A serene landscape with a mountain lake at sunset,
featuring snow-capped peaks reflected in crystal clear water.
The sky is painted in vibrant oranges and purples,
with a few wispy clouds catching the last rays of sunlight.
"""
# 生成不同风格的图像
styles = ["realistic", "artistic", "cartoon", "sketch"]
for style in styles:
image_url = generator.generate_image(prompt, style=style)
print(f"{style.capitalize()} style image: {image_url}")
# 生成图像变体
original_image = "landscape.png"
variations = generator.generate_variations(original_image)
for i, url in enumerate(variations):
print(f"Variation {i+1}: {url}")
# 编辑图像
edit_prompt = "Add a wooden cabin by the lake"
edited_url = generator.edit_image("landscape.png", "mask.png", edit_prompt)
print(f"Edited image: {edited_url}")
图像生成示例
1. 现代工作空间(扁平设计)
提示词:
Digital illustration in Flat Design style of a modern workspace with a desk, laptop, and plants,
using clean lines and bold colors. The scene is well-lit with natural lighting from a large window.

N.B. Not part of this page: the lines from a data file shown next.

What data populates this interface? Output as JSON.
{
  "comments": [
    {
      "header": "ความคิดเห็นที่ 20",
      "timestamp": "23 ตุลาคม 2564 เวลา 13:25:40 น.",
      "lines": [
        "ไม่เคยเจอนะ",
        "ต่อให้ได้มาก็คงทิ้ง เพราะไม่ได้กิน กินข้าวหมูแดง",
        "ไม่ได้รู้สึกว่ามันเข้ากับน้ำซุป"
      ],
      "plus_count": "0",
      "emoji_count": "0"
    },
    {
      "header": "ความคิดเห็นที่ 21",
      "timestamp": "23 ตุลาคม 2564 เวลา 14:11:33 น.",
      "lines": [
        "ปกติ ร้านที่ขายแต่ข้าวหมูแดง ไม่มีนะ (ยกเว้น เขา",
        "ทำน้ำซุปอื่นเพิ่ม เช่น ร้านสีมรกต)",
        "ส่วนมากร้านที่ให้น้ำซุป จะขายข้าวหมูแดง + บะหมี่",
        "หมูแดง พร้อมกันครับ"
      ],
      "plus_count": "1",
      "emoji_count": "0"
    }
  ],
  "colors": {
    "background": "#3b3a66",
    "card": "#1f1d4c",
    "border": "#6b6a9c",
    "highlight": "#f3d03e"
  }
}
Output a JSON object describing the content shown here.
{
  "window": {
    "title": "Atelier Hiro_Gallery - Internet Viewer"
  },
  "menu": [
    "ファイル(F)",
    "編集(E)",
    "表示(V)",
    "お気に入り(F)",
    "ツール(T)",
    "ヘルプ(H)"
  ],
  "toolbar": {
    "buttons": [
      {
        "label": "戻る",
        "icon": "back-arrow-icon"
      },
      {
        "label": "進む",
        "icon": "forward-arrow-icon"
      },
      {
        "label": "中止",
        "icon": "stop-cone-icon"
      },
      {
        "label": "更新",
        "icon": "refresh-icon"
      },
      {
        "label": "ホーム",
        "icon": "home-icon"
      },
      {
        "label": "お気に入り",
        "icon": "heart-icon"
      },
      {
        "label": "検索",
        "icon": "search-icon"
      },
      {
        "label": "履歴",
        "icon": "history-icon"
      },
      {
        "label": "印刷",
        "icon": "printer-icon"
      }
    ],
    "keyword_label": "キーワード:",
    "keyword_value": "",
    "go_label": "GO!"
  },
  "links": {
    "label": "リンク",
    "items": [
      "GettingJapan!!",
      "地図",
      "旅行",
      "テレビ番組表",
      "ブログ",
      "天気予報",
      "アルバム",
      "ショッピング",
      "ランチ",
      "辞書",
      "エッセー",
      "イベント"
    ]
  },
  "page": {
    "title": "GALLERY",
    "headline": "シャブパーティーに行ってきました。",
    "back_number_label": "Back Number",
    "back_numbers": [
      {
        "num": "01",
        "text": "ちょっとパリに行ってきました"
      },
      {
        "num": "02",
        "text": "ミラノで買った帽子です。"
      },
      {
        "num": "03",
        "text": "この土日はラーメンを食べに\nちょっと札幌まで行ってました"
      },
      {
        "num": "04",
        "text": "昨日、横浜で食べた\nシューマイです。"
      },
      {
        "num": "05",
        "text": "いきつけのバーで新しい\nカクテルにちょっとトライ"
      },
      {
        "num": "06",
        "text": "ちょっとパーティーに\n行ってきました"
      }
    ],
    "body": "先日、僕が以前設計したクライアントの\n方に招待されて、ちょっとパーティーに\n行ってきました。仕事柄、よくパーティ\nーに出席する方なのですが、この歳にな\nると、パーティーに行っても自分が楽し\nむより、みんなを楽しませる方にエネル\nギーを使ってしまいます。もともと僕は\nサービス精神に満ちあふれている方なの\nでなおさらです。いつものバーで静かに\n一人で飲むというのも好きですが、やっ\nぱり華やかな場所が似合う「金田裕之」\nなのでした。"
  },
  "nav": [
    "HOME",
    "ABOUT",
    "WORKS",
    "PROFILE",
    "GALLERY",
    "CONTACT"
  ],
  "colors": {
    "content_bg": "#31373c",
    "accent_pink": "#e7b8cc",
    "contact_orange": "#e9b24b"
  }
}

Minimalist aesthetic with a color palette of soft blues and warm grays.
2. 智能城市(等距风格)
提示词:
Isometric illustration of a smart city concept with modern buildings, flying vehicles,
and green energy solutions. Clean geometric shapes, consistent 120-degree angles,
bold color palette with tech-inspired blues and whites.
3. 日本花园(水彩风格)
提示词:
Watercolor illustration of a serene Japanese garden in spring,
with blooming cherry blossoms, a small wooden bridge over a koi pond,
and traditional stone lanterns. Soft, flowing colors with visible brush strokes.
4. 数据安全仪表盘
提示词:
Here is the flat illustration of a professional discussing data security on a futuristic dashboard,
featuring a gradient color scheme of deep blue, soft purple, and white highlights.
5. 圣诞树(迪士尼风格)
提示词:
A cute 3D-rendered Christmas tree with bright, vibrant colors in a minimalistic Disney-inspired style.
Featuring simple, rounded shapes, soft lighting, and a cheerful festive atmosphere on a clean background.
6. 礼物盒(迪士尼风格)
提示词:
A cute 3D-rendered gift box with bright, playful colors in a simple, Disney-inspired style.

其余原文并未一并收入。